The City entered into a Memorandum of Understanding with Trammell Crow Company/High Street Residential to be the City’s catalyst developer.


May 2008

The City and Trammell Crow Company/High Street Residential work on conceptual development plans for Downtown Carrollton and Trinity Mills.


October 2008

Economic recession impacts development.  Work on the Trinity Mills catalyst project is deferred.


January 2009

The City and Trammell Crow Company/High Street Residential agree on terms of the economic incentive and present a Disposition and Development Agreement (DDA) to the TOD Subcommittee.  The DDA is an economic incentive agreement that provides a framework for the City and TCC High Street to develop the catalyst project in Downtown Carrollton.
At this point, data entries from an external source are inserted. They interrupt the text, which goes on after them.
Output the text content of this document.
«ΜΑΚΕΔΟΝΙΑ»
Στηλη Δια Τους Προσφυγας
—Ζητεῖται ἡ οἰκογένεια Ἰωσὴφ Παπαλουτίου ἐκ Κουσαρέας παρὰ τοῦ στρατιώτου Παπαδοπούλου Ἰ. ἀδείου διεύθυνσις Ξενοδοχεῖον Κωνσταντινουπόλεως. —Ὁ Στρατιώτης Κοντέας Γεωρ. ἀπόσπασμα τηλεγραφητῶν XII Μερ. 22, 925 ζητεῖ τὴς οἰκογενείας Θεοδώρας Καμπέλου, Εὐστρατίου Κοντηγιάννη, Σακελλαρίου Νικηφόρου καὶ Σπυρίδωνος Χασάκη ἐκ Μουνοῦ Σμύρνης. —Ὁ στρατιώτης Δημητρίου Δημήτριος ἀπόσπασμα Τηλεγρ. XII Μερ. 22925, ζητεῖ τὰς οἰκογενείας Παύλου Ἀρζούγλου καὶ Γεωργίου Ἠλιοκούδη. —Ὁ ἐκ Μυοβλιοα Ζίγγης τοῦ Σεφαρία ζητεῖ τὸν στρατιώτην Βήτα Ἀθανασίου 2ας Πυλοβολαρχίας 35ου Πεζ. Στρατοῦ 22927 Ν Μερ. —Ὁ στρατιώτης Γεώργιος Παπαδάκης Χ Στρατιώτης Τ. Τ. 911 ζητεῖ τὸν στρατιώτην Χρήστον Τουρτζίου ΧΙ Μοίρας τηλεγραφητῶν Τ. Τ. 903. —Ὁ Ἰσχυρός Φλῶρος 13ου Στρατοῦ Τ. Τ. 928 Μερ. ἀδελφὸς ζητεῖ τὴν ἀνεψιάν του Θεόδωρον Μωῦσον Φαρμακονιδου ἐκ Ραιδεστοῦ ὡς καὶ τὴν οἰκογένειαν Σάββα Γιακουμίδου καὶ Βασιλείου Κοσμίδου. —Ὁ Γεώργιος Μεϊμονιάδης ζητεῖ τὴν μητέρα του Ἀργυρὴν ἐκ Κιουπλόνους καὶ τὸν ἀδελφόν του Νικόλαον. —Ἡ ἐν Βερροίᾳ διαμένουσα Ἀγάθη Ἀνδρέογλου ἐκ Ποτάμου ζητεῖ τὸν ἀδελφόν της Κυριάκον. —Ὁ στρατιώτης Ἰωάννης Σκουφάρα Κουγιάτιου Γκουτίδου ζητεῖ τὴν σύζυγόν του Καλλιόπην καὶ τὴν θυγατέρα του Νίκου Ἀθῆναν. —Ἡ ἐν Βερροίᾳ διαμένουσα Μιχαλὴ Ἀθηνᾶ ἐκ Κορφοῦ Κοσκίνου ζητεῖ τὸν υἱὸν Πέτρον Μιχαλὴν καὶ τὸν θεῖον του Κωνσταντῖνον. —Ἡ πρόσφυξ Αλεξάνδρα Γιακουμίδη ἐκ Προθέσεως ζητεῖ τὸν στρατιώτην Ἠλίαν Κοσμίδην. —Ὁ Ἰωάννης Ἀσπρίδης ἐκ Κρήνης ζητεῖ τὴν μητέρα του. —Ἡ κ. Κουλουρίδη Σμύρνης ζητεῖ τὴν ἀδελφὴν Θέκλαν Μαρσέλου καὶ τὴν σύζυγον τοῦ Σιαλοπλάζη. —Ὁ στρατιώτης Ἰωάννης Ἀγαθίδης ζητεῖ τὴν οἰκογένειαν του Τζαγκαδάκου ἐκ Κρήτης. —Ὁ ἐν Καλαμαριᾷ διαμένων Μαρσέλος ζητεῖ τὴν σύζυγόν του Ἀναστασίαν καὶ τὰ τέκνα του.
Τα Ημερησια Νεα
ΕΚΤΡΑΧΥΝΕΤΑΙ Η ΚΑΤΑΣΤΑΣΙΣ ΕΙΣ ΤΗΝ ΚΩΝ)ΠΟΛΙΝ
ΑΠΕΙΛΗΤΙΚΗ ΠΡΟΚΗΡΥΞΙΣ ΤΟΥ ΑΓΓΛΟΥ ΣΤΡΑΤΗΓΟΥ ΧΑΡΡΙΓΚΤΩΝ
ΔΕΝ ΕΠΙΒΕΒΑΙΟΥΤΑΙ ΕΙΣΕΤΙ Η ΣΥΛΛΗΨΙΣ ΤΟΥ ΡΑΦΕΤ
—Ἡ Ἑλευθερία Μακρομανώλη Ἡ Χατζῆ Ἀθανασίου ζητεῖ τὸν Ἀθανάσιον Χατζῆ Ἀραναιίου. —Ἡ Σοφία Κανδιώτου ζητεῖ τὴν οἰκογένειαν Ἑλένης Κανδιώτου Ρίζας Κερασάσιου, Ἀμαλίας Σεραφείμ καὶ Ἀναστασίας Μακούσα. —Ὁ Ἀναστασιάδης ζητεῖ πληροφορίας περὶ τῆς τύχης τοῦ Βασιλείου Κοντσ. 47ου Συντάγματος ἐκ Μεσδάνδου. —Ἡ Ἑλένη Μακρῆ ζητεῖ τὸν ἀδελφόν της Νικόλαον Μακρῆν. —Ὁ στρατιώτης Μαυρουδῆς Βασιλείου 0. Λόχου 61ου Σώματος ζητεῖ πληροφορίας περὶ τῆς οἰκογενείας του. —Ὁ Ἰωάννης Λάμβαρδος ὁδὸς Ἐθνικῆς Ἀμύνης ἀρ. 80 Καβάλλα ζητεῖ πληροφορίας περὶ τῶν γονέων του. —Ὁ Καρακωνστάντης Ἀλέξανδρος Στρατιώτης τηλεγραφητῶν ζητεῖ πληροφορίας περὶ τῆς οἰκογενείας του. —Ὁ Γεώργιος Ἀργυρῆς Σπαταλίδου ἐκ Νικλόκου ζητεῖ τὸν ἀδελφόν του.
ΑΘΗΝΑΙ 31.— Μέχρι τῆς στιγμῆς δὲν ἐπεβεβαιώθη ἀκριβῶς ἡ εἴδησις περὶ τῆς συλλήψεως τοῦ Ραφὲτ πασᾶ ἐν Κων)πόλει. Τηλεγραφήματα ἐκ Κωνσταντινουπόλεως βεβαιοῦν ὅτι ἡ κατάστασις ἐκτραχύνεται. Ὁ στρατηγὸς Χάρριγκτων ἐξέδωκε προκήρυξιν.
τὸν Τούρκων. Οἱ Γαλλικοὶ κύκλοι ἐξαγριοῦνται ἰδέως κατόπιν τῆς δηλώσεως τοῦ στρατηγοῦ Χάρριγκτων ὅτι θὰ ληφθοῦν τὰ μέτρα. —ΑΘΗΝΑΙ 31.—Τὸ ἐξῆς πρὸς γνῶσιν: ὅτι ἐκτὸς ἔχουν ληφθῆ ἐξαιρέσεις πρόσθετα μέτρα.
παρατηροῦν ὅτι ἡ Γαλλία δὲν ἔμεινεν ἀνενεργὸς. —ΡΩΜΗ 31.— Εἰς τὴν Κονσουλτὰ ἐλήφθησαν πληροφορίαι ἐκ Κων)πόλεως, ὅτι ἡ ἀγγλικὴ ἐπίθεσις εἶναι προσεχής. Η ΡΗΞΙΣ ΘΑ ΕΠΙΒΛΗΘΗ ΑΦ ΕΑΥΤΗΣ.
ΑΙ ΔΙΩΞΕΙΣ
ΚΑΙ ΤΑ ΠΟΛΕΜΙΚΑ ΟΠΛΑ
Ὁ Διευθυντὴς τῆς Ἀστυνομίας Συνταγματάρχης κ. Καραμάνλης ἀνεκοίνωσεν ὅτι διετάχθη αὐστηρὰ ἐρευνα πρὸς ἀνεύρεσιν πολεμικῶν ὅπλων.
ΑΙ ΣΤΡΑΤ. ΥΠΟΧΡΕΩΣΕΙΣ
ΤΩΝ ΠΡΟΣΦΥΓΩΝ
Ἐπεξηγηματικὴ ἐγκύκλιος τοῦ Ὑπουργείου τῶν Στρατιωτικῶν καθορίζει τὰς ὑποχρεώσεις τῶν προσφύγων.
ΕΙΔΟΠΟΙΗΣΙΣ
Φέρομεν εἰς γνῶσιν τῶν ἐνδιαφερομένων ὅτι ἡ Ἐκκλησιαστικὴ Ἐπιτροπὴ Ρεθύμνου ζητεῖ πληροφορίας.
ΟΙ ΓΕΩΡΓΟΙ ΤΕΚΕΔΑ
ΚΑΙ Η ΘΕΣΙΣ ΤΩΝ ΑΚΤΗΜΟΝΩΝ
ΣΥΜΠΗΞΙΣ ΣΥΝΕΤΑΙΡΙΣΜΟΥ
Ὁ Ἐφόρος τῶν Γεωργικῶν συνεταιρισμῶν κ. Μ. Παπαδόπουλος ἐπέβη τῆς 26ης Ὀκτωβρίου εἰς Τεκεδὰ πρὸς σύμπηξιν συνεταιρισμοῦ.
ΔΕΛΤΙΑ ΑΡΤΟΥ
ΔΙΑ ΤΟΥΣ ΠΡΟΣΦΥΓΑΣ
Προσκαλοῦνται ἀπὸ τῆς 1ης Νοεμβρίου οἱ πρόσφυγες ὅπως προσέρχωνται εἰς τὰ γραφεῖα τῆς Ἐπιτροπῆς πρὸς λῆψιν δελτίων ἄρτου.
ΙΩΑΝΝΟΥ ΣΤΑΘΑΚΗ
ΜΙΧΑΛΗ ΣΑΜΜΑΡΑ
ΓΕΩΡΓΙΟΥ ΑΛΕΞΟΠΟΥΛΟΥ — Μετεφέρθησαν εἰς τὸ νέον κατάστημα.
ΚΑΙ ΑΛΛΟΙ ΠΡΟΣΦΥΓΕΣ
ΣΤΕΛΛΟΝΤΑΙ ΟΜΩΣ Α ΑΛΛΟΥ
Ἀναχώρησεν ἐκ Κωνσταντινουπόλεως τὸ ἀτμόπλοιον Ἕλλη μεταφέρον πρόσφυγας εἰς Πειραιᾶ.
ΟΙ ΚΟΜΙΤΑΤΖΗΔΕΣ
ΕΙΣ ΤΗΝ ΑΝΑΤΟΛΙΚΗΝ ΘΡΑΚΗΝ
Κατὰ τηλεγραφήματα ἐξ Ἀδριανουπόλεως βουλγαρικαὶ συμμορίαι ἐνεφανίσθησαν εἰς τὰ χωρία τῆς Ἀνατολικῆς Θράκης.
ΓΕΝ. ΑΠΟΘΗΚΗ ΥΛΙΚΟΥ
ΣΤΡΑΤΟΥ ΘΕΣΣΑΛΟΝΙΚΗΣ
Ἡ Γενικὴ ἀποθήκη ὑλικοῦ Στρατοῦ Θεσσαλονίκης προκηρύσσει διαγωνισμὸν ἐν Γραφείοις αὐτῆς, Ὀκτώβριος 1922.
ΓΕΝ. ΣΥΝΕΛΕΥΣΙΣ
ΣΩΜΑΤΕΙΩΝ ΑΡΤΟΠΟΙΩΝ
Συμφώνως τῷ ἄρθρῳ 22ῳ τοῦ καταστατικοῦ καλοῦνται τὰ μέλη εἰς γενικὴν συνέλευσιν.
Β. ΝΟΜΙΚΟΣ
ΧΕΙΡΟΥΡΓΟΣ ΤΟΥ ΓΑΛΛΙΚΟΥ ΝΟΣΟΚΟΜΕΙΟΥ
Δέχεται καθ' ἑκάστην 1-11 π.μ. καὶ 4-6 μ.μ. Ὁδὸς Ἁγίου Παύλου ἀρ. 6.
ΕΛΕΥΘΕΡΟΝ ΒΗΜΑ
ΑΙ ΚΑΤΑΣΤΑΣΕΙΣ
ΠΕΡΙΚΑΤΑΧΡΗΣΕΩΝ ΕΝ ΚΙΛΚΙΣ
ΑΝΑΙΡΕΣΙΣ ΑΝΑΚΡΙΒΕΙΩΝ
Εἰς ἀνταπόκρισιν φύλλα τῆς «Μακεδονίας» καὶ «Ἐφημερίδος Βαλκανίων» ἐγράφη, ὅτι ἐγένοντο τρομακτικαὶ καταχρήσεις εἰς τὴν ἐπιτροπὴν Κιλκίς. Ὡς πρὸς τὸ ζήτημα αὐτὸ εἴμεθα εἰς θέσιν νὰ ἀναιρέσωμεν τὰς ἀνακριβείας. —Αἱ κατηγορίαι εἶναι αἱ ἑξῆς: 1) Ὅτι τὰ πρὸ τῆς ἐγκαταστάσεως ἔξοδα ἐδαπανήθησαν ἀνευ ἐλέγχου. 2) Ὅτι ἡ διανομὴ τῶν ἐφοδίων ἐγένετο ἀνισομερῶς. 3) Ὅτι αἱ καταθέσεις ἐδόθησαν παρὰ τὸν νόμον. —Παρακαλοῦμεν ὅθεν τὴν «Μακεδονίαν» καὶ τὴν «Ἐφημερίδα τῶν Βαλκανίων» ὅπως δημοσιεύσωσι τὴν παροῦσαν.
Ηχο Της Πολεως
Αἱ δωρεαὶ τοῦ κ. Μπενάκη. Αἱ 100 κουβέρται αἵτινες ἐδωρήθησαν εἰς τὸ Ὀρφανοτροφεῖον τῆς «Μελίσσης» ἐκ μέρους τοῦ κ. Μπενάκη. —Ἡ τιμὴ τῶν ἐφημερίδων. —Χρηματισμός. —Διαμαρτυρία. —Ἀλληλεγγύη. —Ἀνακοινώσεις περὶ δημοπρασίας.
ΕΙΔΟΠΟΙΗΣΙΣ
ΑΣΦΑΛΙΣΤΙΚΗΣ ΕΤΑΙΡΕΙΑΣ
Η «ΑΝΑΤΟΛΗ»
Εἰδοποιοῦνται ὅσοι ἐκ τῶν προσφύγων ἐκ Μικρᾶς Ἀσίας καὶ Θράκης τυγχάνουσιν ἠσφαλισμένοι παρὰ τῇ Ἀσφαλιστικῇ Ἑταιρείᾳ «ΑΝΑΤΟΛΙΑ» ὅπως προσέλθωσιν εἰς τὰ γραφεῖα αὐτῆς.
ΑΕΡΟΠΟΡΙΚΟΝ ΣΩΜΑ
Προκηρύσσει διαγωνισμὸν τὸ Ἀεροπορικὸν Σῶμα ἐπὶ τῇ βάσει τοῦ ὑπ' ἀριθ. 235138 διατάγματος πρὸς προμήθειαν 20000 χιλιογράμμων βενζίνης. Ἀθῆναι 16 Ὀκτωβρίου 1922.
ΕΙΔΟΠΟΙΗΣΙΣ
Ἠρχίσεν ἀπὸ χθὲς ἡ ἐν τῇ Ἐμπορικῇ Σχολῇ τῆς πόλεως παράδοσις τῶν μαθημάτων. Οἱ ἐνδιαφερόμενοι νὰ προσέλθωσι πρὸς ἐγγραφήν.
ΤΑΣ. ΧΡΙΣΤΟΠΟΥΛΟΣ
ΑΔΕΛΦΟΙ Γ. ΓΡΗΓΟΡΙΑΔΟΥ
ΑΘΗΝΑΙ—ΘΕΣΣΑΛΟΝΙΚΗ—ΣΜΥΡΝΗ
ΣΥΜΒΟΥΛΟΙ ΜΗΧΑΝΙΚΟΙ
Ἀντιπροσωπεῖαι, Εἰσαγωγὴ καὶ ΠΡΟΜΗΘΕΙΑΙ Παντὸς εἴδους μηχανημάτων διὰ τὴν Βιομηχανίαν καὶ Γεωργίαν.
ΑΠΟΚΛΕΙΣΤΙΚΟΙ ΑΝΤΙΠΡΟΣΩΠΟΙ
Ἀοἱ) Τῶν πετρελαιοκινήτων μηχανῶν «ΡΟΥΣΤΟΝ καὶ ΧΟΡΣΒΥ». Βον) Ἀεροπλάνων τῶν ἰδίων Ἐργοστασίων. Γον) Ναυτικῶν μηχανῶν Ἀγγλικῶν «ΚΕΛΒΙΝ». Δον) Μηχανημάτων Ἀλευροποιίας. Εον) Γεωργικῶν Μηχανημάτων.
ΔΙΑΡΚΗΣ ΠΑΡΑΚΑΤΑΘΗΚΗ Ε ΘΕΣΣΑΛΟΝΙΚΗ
Key points of the DDA are:        


          The City will fund the construction of Vandergriff and Myers streets to the new TOD standard, hike and bike trail between 4th and Vandergriff, utilities (water, sewer, electrical, communications, and storm drains), the public parking garage, and associated design and engineering costs.

          TCC High Street will fund the construction of the residential and retail portions of the project.

          The City will retain ownership of all land including the land under the private development. 

          The City will own the entire parking garage and lease back spaces for residential use and make spaces available for public parking.


The DDA financial terms are:


1.    City contributions will not exceed $13,233,726 for public infrastructure, public parking garage, and related design and engineering costs.                                                  

2.    TCC High Street will receive no cash incentive.

3.    TCC High Street will pay a ground lease for the land under the buildings with payments of $100,000 annually beginning in year 5 with the first increase beginning in year 10 of 2.5%, with a subsequent adjustment every three years thereafter.

4.    TCC High Street will pay to lease spaces in the parking garage for their tenants with payments of $80,000 annually beginning in year 5 with the first increase beginning in year 10 of 2.5%, with a subsequent adjustment every three years thereafter.

5.    City will receive a profit participation payment of 7% of the gross margin upon the sale of the buildings. 

6.    City will waive all municipal fees associated with the project.


April 2009

The City executed a Disposition and Development Agreement with Trammell Crow Company/ High Street Residential on the Downtown Carrollton Catalyst Development project on the site of the former Foxworth/ Galbraith lumberyard.


June 2009

Carrollton’s TOD Catalyst Project was featured in the Sunday New York Times under the title: ‘New Rail Lines Spur Urban Revival’.


October 2009

The City Council amended the DDA to phase the project into two parts.  The amendment consisted of:


  • Phase 1 is comprised of 170 units and the associated retail space in three buildings, the public infrastructure and the parking garage.  
  • Phase 2 is the remaining 125 units of the 295 units of the catalyst project defined by the DDA. 
  • A few milestone dates were changed while maintaining the project’s October 5, 2010 construction start date and inserted a new milestone – Capital Framework Date; recognizing the 2009/2010 economic recession.


February 2010

The City Council approved a second amendment to the DDA.  Key components of the amendment are:


  • Extended the Capital Frame Work Date to July 1, 2010 and a new construction start date of June 1, 2011 from October 5, 2010.
  • Redistributed the City’s economic incentive so that the schematic design ($116,232) and the design development ($160,707) drawings could be completed sooner.  The City will retain the rights to the drawings. The total estimated design fees from concept to final construction drawings ($654,304) are 2.5% of the total cost of the project ($25,941,657).  This is below the industry norm of 4-6% for all engineering and architecture work.
  • Commit the City to lease the 10,500 square feet of retail space for three (3) years beginning at the time the project receives a certificate of occupancy and fund tenant leasing commissions and a portion of the retail tenant improvements.  The City retains any revenues derived from tenant leases.